The paper On the Use of Outcome Tests for Detecting Bias in Decision Making, joint with Magne Mogstad and Jack Mountjoy is now available. This paper starts with the observation that the decisions of judges, lenders, journal editors, and other gatekeepers often lead to disparities in outcomes across affected groups. An important question is whether, and to what extent, these group-level disparities are driven by relevant differences in underlying individual characteristics, or by biased decision makers. Becker (1957) proposed an outcome test for bias leading to a large body of related empirical work, with recent innovations in settings where decision makers are exogenously assigned to cases and vary progressively in their decision tendencies. We carefully examine what can be learned about bias in decision making in such settings. Our results call into question recent conclusions about racial bias among bail judges, and, more broadly, yield four lessons for researchers considering the use of outcome tests of bias. First, the so-called generalized Roy model, which is a workhorse of applied economics, does not deliver a logically valid outcome test without further restrictions, since it does not require an unbiased decision maker to equalize marginal outcomes across groups. Second, the more restrictive “extended” Roy model, which isolates potential outcomes as the sole admissible source of analyst-unobserved variation driving decisions, delivers both a logically valid and econometrically viable outcome test. Third, this extended Roy model places strong restrictions on behavior and the data generating process, so detailed institutional knowledge is essential for justifying such restrictions. Finally, because the extended Roy model imposes restrictions beyond those required to identify marginal outcomes across groups, it has testable implications that may help assess its suitability across empirical settings.
A few days after our paper became public, the authors of the paper “Racial Bias in Bail Decisions,” The Quarterly Journal of Economics 133.4 (November 2018): 1885-1932, wrote a correction appendix to their paper and a note with comments on our paper. You can find both files on the authors’ websites or appended to the end of the reply we discuss below. We found these comments unclear and so we decided to write a reply in the note linked below to help the interested reader understand both sides of the argument:
Reply to “Comment on Canay, Mogstad, and Mountjoy (2020)” by Arnold, Dobbie, and Yang (ADY).

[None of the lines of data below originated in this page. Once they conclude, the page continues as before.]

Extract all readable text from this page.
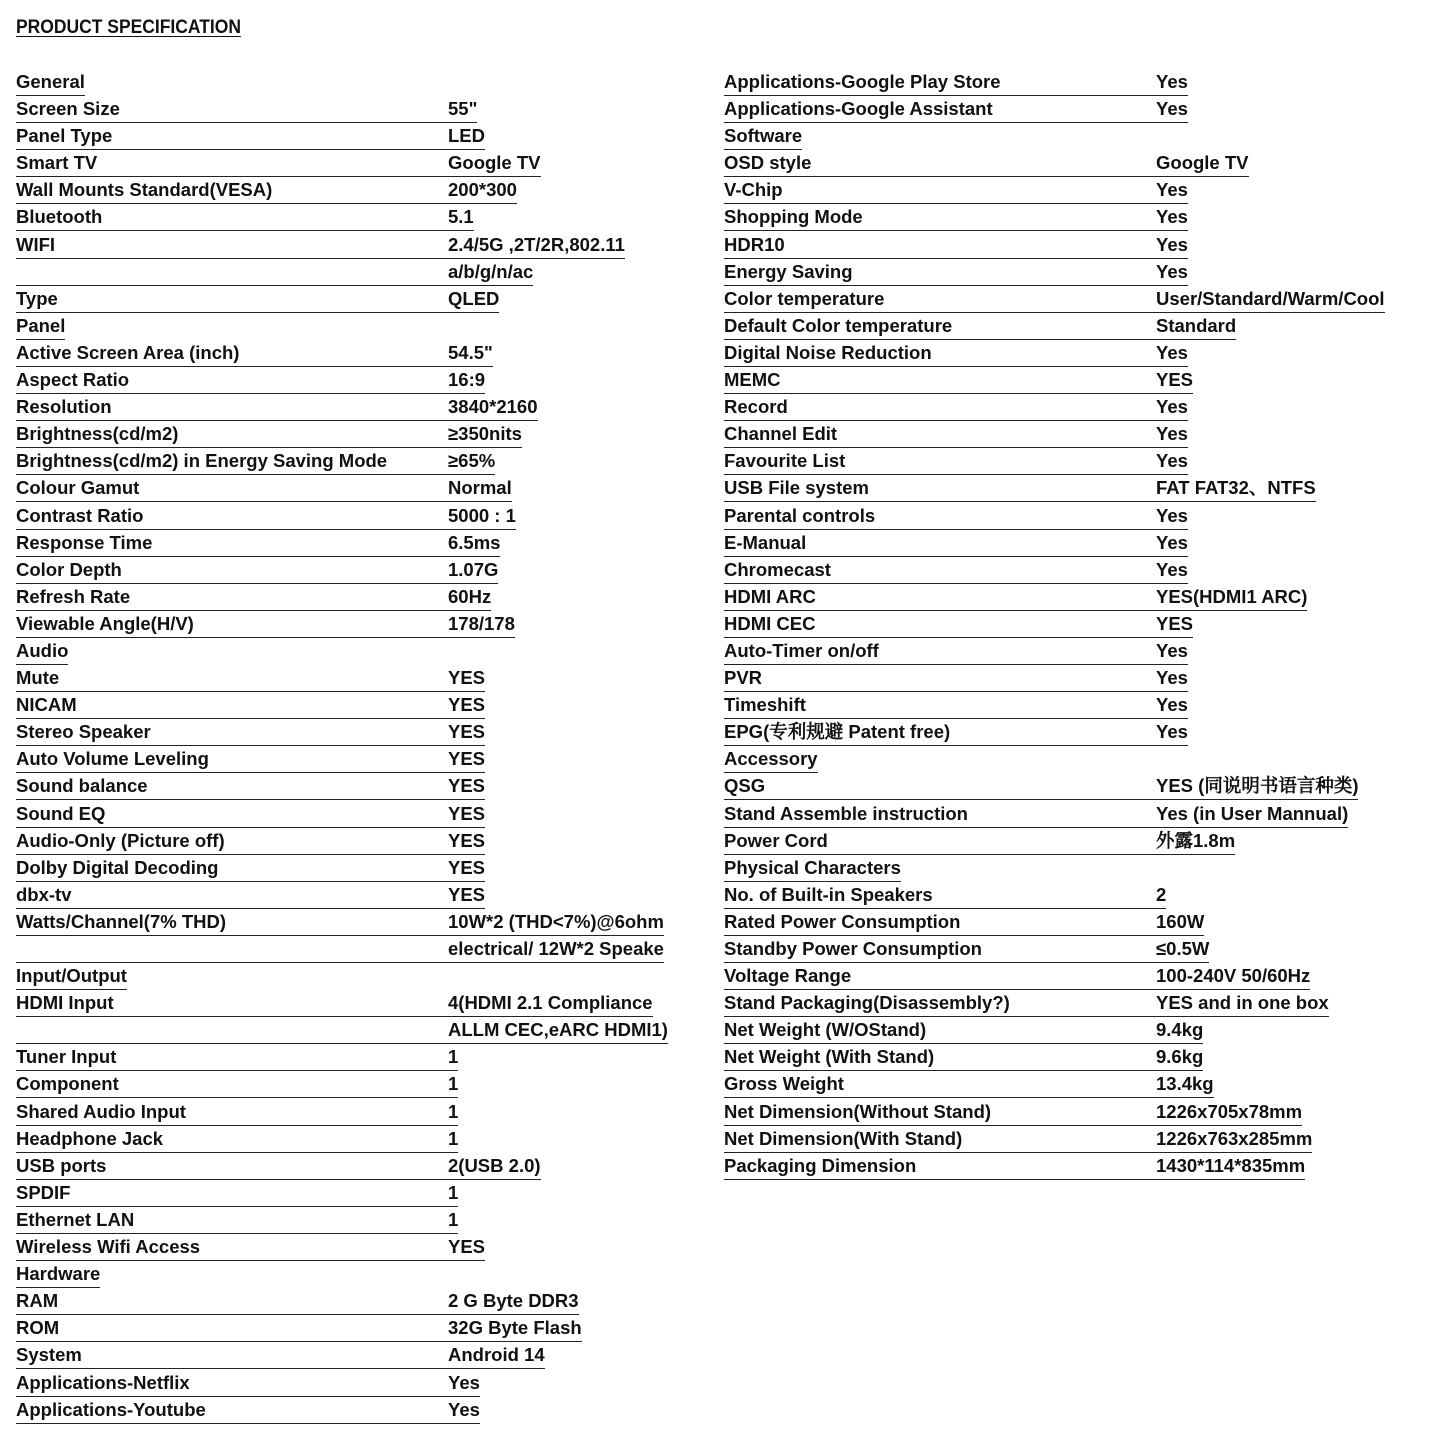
PRODUCT SPECIFICATION
General
Screen Size	55"
Panel Type	LED
Smart TV	Google TV
Wall Mounts Standard(VESA)	200*300
Bluetooth	5.1
WIFI	2.4/5G ,2T/2R,802.11
a/b/g/n/ac
Type	QLED
Panel
Active Screen Area (inch)	54.5"
Aspect Ratio	16:9
Resolution	3840*2160
Brightness(cd/m2)	≥350nits
Brightness(cd/m2) in Energy Saving Mode	≥65%
Colour Gamut	Normal
Contrast Ratio	5000 : 1
Response Time	6.5ms
Color Depth	1.07G
Refresh Rate	60Hz
Viewable Angle(H/V)	178/178
Audio
Mute	YES
NICAM	YES
Stereo Speaker	YES
Auto Volume Leveling	YES
Sound balance	YES
Sound EQ	YES
Audio-Only (Picture off)	YES
Dolby Digital Decoding	YES
dbx-tv	YES
Watts/Channel(7% THD)	10W*2 (THD<7%)@6ohm
electrical/ 12W*2 Speake
Input/Output
HDMI Input	4(HDMI 2.1 Compliance
ALLM CEC,eARC HDMI1)
Tuner Input	1
Component	1
Shared Audio Input	1
Headphone Jack	1
USB ports	2(USB 2.0)
SPDIF	1
Ethernet LAN	1
Wireless Wifi Access	YES
Hardware
RAM	2 G Byte DDR3
ROM	32G Byte Flash
System	Android 14
Applications-Netflix	Yes
Applications-Youtube	Yes
Applications-Google Play Store	Yes
Applications-Google Assistant	Yes
Software
OSD style	Google TV
V-Chip	Yes
Shopping Mode	Yes
HDR10	Yes
Energy Saving	Yes
Color temperature	User/Standard/Warm/Cool
Default Color temperature	Standard
Digital Noise Reduction	Yes
MEMC	YES
Record	Yes
Channel Edit	Yes
Favourite List	Yes
USB File system	FAT FAT32、NTFS
Parental controls	Yes
E-Manual	Yes
Chromecast	Yes
HDMI ARC	YES(HDMI1 ARC)
HDMI CEC	YES
Auto-Timer on/off	Yes
PVR	Yes
Timeshift	Yes
EPG(专利规避 Patent free)	Yes
Accessory
QSG	YES (同说明书语言种类)
Stand Assemble instruction	Yes (in User Mannual)
Power Cord	外露1.8m
Physical Characters
No. of Built-in Speakers	2
Rated Power Consumption	160W
Standby Power Consumption	≤0.5W
Voltage Range	100-240V 50/60Hz
Stand Packaging(Disassembly?)	YES and in one box
Net Weight (W/OStand)	9.4kg
Net Weight (With Stand)	9.6kg
Gross Weight	13.4kg
Net Dimension(Without Stand)	1226x705x78mm
Net Dimension(With Stand)	1226x763x285mm
Packaging Dimension	1430*114*835mm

We divide the arguments into three points. First, we do not mischaracterize the definition of racial bias in the published version of ADY. If the authors wrote the published definition, but actually meant a substantially different definition (such as the one that now appears in the new “Correction Appendix,” also appended to this reply), then that is clearly the relevant mischaracterization. Second, focusing on clear-cut cases of (un)biased behavior is a feature of our argument, not a bug. The point is that even in the starkest, most unambiguous cases of unbiased and biased behavior, the outcome test can deliver the wrong conclusion. This logical invalidity of the outcome test also extends to intermediate cases where judges are biased against some defendants but not others. Third, to restore the logical validity of the outcome test, instead of invoking a decision model that justifies the test, ADY choose to redefine racial bias. Problematically, their substantial post-publication change in the definition of (un)biased judge behavior matters greatly for the interpretation and implications of their findings. The new definition is reverse-engineering, difficult to justify, and at odds not only with the work by Becker that ADY cite frequently, but also with more recent work by a subset of the authors of ADY.